Semantic-Spatial Feature Fusion with Dynamic Graph Refinement for Remote Sensing Image Captioning

TL;DR

This paper tackles remote sensing image captioning by bridging visual and textual modalities through semantic-spatial feature fusion and dynamic graph refinement. The SFDR framework combines SSFF, which fuses CLIP-derived semantic features with grid and ROI representations, and DGFR, which uses a graph attention network with a dynamic weighting scheme to highlight scene-relevant objects. The method yields a refined feature set and a knowledge-guided attention mechanism that improves caption quality, with strong gains in CIDEr and BLEU metrics across Sydney-Captions, UCM-Captions, and RSICD datasets. The approach demonstrates the value of integrating cross-modal semantics with multi-level RSI representations to produce more accurate, detailed, and contextually grounded captions, offering practical impact for RS analysis and multimodal documentation.

Abstract

Remote sensing image captioning aims to generate semantically accurate descriptions that are closely linked to the visual features of remote sensing images. Existing approaches typically emphasize fine-grained extraction of visual features and capturing global information. However, they often overlook the complementary role of textual information in enhancing visual semantics and face challenges in precisely locating objects that are most relevant to the image context.

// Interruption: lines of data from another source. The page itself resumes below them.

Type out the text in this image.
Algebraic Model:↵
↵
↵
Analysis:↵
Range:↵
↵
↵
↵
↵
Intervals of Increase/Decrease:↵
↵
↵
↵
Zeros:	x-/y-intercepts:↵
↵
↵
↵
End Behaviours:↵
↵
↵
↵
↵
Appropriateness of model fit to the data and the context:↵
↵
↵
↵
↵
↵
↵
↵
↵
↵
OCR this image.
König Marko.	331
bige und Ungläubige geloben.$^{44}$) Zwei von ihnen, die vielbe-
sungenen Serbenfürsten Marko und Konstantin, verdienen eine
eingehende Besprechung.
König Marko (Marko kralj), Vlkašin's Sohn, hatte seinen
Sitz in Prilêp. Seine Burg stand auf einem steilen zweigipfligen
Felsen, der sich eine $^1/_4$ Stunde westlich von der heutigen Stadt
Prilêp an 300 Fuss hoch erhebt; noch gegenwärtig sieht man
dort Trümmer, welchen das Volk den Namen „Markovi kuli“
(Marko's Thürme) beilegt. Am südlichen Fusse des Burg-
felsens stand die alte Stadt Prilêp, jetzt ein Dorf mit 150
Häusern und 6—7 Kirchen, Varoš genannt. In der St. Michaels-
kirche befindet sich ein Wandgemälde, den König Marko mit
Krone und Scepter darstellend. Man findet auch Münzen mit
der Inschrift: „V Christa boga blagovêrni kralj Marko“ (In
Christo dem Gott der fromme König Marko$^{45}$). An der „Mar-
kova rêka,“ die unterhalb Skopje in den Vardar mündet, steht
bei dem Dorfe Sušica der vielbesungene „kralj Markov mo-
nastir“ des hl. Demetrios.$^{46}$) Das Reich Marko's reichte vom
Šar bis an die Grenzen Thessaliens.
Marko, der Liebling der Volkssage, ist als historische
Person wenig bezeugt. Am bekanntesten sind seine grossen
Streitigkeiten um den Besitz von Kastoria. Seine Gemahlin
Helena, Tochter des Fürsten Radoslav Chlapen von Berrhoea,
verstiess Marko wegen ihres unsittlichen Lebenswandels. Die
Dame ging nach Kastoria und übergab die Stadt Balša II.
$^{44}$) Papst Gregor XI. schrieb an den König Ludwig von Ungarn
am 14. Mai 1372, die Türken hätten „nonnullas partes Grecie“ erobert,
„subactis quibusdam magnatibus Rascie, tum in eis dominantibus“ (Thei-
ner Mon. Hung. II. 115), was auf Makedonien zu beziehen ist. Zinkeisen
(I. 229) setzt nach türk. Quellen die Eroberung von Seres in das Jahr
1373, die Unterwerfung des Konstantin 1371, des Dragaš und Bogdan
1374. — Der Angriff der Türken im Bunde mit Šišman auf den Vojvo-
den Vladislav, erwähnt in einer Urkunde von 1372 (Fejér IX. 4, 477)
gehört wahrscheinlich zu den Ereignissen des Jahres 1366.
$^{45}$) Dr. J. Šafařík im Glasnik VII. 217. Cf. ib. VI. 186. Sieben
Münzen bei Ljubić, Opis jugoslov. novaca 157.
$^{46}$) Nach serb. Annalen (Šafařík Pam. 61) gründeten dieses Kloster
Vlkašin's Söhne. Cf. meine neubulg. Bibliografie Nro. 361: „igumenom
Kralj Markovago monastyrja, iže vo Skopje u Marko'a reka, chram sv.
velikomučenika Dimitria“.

To address these challenges, this paper presents a semantic-spatial feature fusion with dynamic graph refinement (SFDR) method, which integrates the semantic-spatial feature fusion (SSFF) and dynamic graph feature refinement (DGFR) modules. The SSFF module utilizes a multi-level feature representation strategy by leveraging pre-trained CLIP features, grid features, and ROI features to integrate rich semantic and spatial information. In the DGFR module, a graph attention network captures the relationships between feature nodes, while a dynamic weighting mechanism prioritizes objects that are most relevant to the current scene and suppresses less significant ones. Therefore, the proposed SFDR method significantly enhances the quality of the generated descriptions. Experimental results on three benchmark datasets demonstrate the effectiveness of the proposed method. The source code will be available at https://github.com/zxk688}{https://github.com/zxk688.

Paper Structure

This paper contains 24 sections, 18 equations, 8 figures, 7 tables.

Figures (8)

  • Figure 1: The motivation of our research. (a) Traditional RSIC methods primarily rely on single-level visual features to generate captions. (b) In comparison, we use multi-level feature representations to provide a more comprehensive understanding of semantic information, spatial scenes, and object details. (c) The challenge lies in the interference from unrelated objects in a heterogeneous background, which affects the model’s ability to accurately describe the target regions.
  • Figure 2: Overall structure of the proposed SFDR. (a) Semantic-spatial feature fusion module, (b) Dynamic graph feature refinement module.
  • Figure 3: Illustration of the designed DGFR module. In this module, features are treated as nodes, and their relationships are modeled within a graph network. Through weight computation, threshold filtering, and the construction of a weight matrix, feature nodes are reselected. Finally, features are refined based on each node and its neighboring edges.
  • Figure 4: Visualization of the proposed caption generator.
  • Figure 5: Data samples in the (a) Sydney-Captions dataset, (b) UCM-Captions dataset, and (c) RSICD dataset.